If that’s my best scenario, I want to make sure that I approach my end with gusto, & I’ve left instructions that my headstone is to be inscribed “No Regrets.” As I completed my seventh decade (count them; it means I'm not 80 for another 9+ years), BucketListing has become a big deal to me. I enjoy contemplating what should be on my list, and researching new opportunities to have once-in-a-lifetime travels, as well as planning some repeat experiences. No, you can't go to Paris for macaroons too many times!
I’ve already checked off a number of items on my own Bucket List, which contains both small & large goals, experiences that challenge and satisfy, and in some cases, terrify me (I’ll talk about shark diving some other time). Sailing from Newport Beach, California North Carolina--yes, we took the shortcut through the Panama Canal--was a lovely years-long journey I shared with my late husband, Rocket Man, & I’ll never regret devoting several years to checking that item off our mutual Bucket List. I wouldn’t sell my cherished memories of those years on Yankee Rogue, our Fantasia cutter-rigged sloop, for any amount of money.
An item I checked off my Bucket List last year was a simple, but long-held, dream. I wanted to learn to use a lathe and make myself a wooden bowl, & I finally did just that. When I was growing up, girls didn’t even know they could want to do woodworking. My father was an accomplished weekend woodworker, but more than half a century ago neither one of us realized that was something he could teach me.
|Photo courtesy of Jeff Aydelette|
However, the one tool that eluded me was a wood lathe. I had actually bought one for myself, but before I could even remove it from the box, Hurricane Isabel destroyed it in 2003. Other life circumstances intervened, and until last year I wasn’t able to replace it.

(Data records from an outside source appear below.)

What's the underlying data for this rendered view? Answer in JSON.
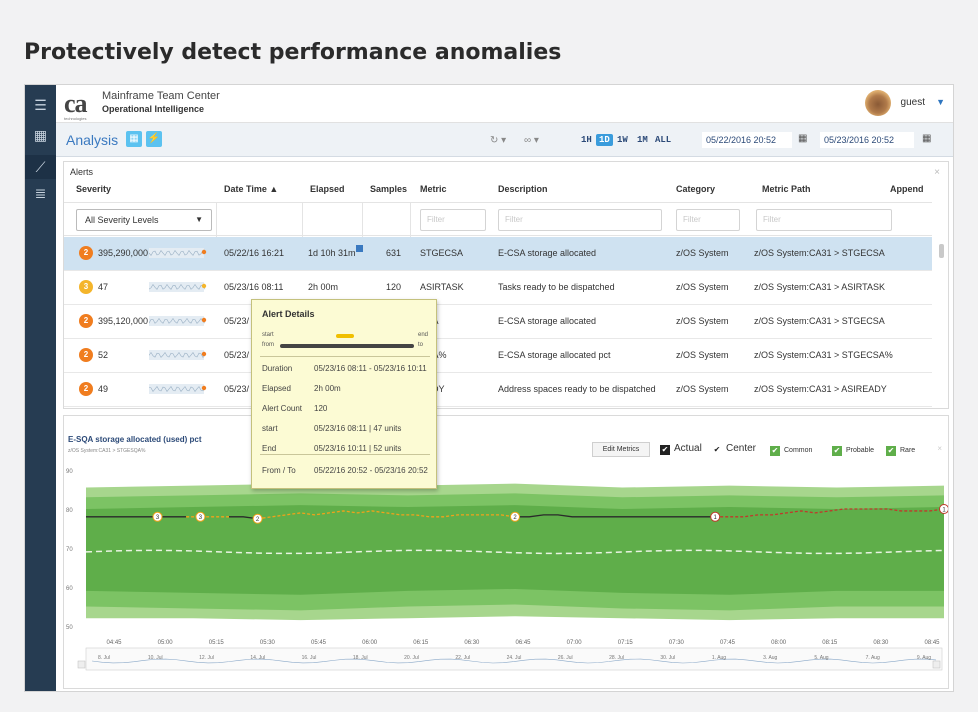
{
  "headline": "Protectively detect performance anomalies",
  "app": {
    "logo": "ca",
    "logo_sub": "technologies",
    "title_line1": "Mainframe Team Center",
    "title_line2": "Operational Intelligence",
    "user": "guest",
    "nav_icons": [
      "menu-icon",
      "grid-icon",
      "line-chart-icon",
      "filter-list-icon"
    ]
  },
  "subbar": {
    "title": "Analysis",
    "ranges": [
      "1H",
      "1D",
      "1W",
      "1M",
      "ALL"
    ],
    "active_range": "1D",
    "date_from": "05/22/2016 20:52",
    "date_to": "05/23/2016 20:52",
    "colors": {
      "accent": "#3a79c0",
      "active_range_bg": "#3a9cdc"
    }
  },
  "alerts": {
    "title": "Alerts",
    "columns": [
      "Severity",
      "Date Time",
      "Elapsed",
      "Samples",
      "Metric",
      "Description",
      "Category",
      "Metric Path",
      "Append"
    ],
    "sort_indicator": "▲",
    "severity_filter": "All Severity Levels",
    "filter_placeholder": "Filter",
    "rows": [
      {
        "level": "2",
        "value": "395,290,000",
        "datetime": "05/22/16 16:21",
        "elapsed": "1d 10h 31m",
        "samples": "631",
        "metric": "STGECSA",
        "description": "E-CSA storage allocated",
        "category": "z/OS System",
        "path": "z/OS System:CA31 > STGECSA"
      },
      {
        "level": "3",
        "value": "47",
        "datetime": "05/23/16 08:11",
        "elapsed": "2h 00m",
        "samples": "120",
        "metric": "ASIRTASK",
        "description": "Tasks ready to be dispatched",
        "category": "z/OS System",
        "path": "z/OS System:CA31 > ASIRTASK"
      },
      {
        "level": "2",
        "value": "395,120,000",
        "datetime": "05/23/",
        "elapsed": "",
        "samples": "",
        "metric": "CSA",
        "description": "E-CSA storage allocated",
        "category": "z/OS System",
        "path": "z/OS System:CA31 > STGECSA"
      },
      {
        "level": "2",
        "value": "52",
        "datetime": "05/23/",
        "elapsed": "",
        "samples": "",
        "metric": "CSA%",
        "description": "E-CSA storage allocated pct",
        "category": "z/OS System",
        "path": "z/OS System:CA31 > STGECSA%"
      },
      {
        "level": "2",
        "value": "49",
        "datetime": "05/23/",
        "elapsed": "",
        "samples": "",
        "metric": "EADY",
        "description": "Address spaces ready to be dispatched",
        "category": "z/OS System",
        "path": "z/OS System:CA31 > ASIREADY"
      }
    ],
    "severity_colors": {
      "2": "#f07d1f",
      "3": "#f4b52b"
    }
  },
  "alert_details": {
    "title": "Alert Details",
    "scale": {
      "start": "start",
      "from": "from",
      "end": "end",
      "to": "to"
    },
    "rows": [
      {
        "label": "Duration",
        "value": "05/23/16 08:11  - 05/23/16 10:11"
      },
      {
        "label": "Elapsed",
        "value": "2h 00m"
      },
      {
        "label": "Alert Count",
        "value": "120"
      },
      {
        "label": "start",
        "value": "05/23/16 08:11  |  47 units"
      },
      {
        "label": "End",
        "value": "05/23/16 10:11  |  52 units"
      },
      {
        "label": "From / To",
        "value": "05/22/16 20:52  - 05/23/16 20:52"
      }
    ]
  },
  "chart": {
    "title": "E-SQA storage allocated (used) pct",
    "subtitle": "z/OS System:CA31 > STGESQA%",
    "edit_label": "Edit Metrics",
    "legend": {
      "actual": "Actual",
      "center": "Center",
      "common": "Common",
      "probable": "Probable",
      "rare": "Rare"
    },
    "close": "×"
  },
  "chart_data": {
    "type": "line",
    "ylim": [
      50,
      90
    ],
    "yticks": [
      "90",
      "80",
      "70",
      "60",
      "50"
    ],
    "xticks": [
      "04:45",
      "05:00",
      "05:15",
      "05:30",
      "05:45",
      "06:00",
      "06:15",
      "06:30",
      "06:45",
      "07:00",
      "07:15",
      "07:30",
      "07:45",
      "08:00",
      "08:15",
      "08:30",
      "08:45"
    ],
    "overview_ticks": [
      "8. Jul",
      "10. Jul",
      "12. Jul",
      "14. Jul",
      "16. Jul",
      "18. Jul",
      "20. Jul",
      "22. Jul",
      "24. Jul",
      "26. Jul",
      "28. Jul",
      "30. Jul",
      "1. Aug",
      "3. Aug",
      "5. Aug",
      "7. Aug",
      "9. Aug"
    ],
    "actual": [
      78,
      78,
      78,
      78,
      78,
      78,
      78,
      78,
      78,
      78,
      78,
      78,
      77.5,
      78,
      78.5,
      79,
      78.5,
      79,
      79.5,
      79,
      79.5,
      79,
      78.5,
      78.5,
      78,
      78,
      78.5,
      78.5,
      78.5,
      78.5,
      78,
      78,
      78.5,
      78.5,
      78,
      78,
      78,
      78,
      78,
      78,
      78,
      78,
      78,
      78,
      78,
      78,
      78,
      78.5,
      78.5,
      79,
      79.5,
      79,
      79.5,
      80,
      80,
      80,
      80,
      79.5,
      79.5,
      79.5,
      80
    ],
    "alert_markers": [
      {
        "i": 13,
        "level": "3"
      },
      {
        "i": 17,
        "level": "3"
      },
      {
        "i": 20,
        "level": "2"
      },
      {
        "i": 49,
        "level": "2"
      },
      {
        "i": 87,
        "level": "1"
      },
      {
        "i": 103,
        "level": "1"
      }
    ],
    "colors": {
      "rare": "#a7d68d",
      "probable": "#7cc364",
      "common": "#5fae4a",
      "actual": "#2a2a2a",
      "alert_orange": "#f0a21a",
      "alert_red": "#c0392b"
    }
  }
}
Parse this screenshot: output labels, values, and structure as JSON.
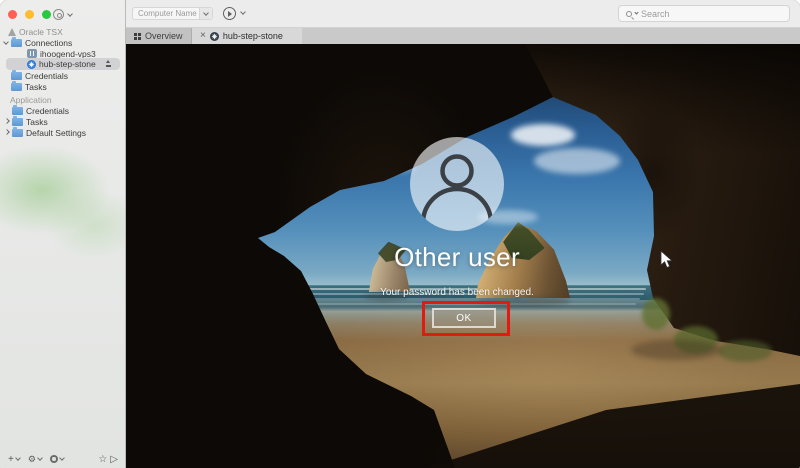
{
  "colors": {
    "accent_red": "#e21b11",
    "folder_blue": "#5e9ad8",
    "selection_gray": "#d2d2d4",
    "traffic_red": "#ff5f57",
    "traffic_yellow": "#febc2e",
    "traffic_green": "#28c840"
  },
  "sidebar": {
    "tree": [
      {
        "label": "Oracle TSX",
        "icon": "warning"
      },
      {
        "label": "Connections",
        "icon": "folder",
        "expanded": true
      },
      {
        "label": "ihoogend-vps3",
        "icon": "remote-display"
      },
      {
        "label": "hub-step-stone",
        "icon": "connection",
        "selected": true,
        "trailing_icon": "eject"
      },
      {
        "label": "Credentials",
        "icon": "folder"
      },
      {
        "label": "Tasks",
        "icon": "folder"
      },
      {
        "label": "Application",
        "type": "section-header"
      },
      {
        "label": "Credentials",
        "icon": "folder"
      },
      {
        "label": "Tasks",
        "icon": "folder",
        "collapsed": true
      },
      {
        "label": "Default Settings",
        "icon": "folder",
        "collapsed": true
      }
    ],
    "footer": {
      "add": "+",
      "favorite": "☆",
      "run": "▷",
      "settings": "⚙"
    }
  },
  "toolbar": {
    "computer_name_placeholder": "Computer Name",
    "search_placeholder": "Search"
  },
  "tabs": [
    {
      "label": "Overview"
    },
    {
      "label": "hub-step-stone",
      "active": true
    }
  ],
  "icons": {
    "close_tab": "×"
  },
  "lock_screen": {
    "user_label": "Other user",
    "message": "Your password has been changed.",
    "ok_button": "OK"
  }
}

I like to do research, so I have read books and watched videos on woodturning, and took an introductory class on using a lathe. Then I had the opportunity to take a one-day class from a master woodturner who was visiting Chapel Hill. I even booked a hotel for the prior evening so I wouldn’t risk missing even a minute of class time by having to commute so far. I didn’t have my own woodturning tools, but the owner of the shop where the class was held kindly lent me tools and taught me how to sharpen them. I was even invited back for a lesson on how to make most of my own tools.
I left late that lovely spring afternoon with an imperfect, but immediately beloved, bowl made from a chunk of Red Maple. Although I technically checked off using a lathe to make a wooden bowl from my Bucket List, I also carried home with me a passion for learning to make all sorts of items with a lathe. A real bonus was meeting other folks who share my love of sawdust.
Not everyone appreciates my simple 8-inch bowl. When I tried to show it off to a grown granddaughter her response was “And it took you all day to make that?” No dear, it took me 69-1/2 years to create that sweetly proportioned bowl. However, the next one won’t take nearly so long.